In this day long conference at Muscatine Community College (MCC) attendees learned about conservation and preservation in its many forms. SOS opened with a keynote presentation by Ron Bovard of Stained-Glass Art at Bovard Studio in Fairfield, Iowa, about his work restoring stained glass in churches, buildings, and historic homes around the state.
Also of note, Shelby Strommer, Preservation Processing Coordinator Librarian for the University of Iowa Libraries, discussed what to do when a collection gets damaged from either a natural disaster or vandalism. With this spring’s flooding, Strommer’s presentation proved even more timely than ever.
In an innovative new SOS session, the ICPC demonstrated how people can preserve local history through creative works. By presenting a scene from the play Bread, Roses and Buttons: Pearl McGill and the 1912 Lawrence Textile Strike, the ICPC showed how playwrights and local historians can keep pieces of history alive through drama. In the process, the audience also learned about the Muscatine pearl button factory strike and how it led a local teenager, Pearl McGill, from Louisa County, to become a national workers rights advocate who helped organize the 1912 Lawrence, Massachusetts textile workers strike.
After these and several other sessions and a chance to tour the recently renovated MCC library, SOS conference goers had the opportunity to explore two other Muscatine locations practicing conservation and preservation, the NPBM and the MAC. In particular, Onnica Marquez, ICPC Board President, felt that getting to see the work done at the NPBM made Muscatine the perfect location to host this year’s SOS conference.

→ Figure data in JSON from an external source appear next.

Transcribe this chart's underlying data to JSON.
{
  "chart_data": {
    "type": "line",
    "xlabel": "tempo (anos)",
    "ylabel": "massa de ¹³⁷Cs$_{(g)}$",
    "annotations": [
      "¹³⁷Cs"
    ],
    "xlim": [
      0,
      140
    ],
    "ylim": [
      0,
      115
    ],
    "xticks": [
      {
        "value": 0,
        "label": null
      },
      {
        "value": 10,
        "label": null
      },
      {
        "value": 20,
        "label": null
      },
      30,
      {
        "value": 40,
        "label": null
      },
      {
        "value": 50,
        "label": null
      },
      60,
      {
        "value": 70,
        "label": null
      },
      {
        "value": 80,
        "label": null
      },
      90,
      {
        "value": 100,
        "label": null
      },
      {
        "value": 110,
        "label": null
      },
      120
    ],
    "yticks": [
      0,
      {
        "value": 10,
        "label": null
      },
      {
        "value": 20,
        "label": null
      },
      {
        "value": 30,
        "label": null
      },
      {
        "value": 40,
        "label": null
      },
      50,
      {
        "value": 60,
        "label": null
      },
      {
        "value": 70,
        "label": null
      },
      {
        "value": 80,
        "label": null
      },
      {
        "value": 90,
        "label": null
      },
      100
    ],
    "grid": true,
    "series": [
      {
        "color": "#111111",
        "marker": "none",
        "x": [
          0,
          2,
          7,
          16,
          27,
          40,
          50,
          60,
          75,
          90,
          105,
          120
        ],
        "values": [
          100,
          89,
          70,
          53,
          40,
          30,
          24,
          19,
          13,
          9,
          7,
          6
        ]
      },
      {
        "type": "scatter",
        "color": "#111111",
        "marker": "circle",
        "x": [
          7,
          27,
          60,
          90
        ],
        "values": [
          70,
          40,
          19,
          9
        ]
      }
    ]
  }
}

By bringing the SOS conference to Muscatine, the ICPC not only taught many professionals about the latest in conservation and preservation, but also highlighted the city as a treasure trove of historical knowledge and artifacts. As more groups take note of Muscatine’s rich history and collections of artifacts and documents, more professional groups and history buffs will make their way here to see this pearl of preservation.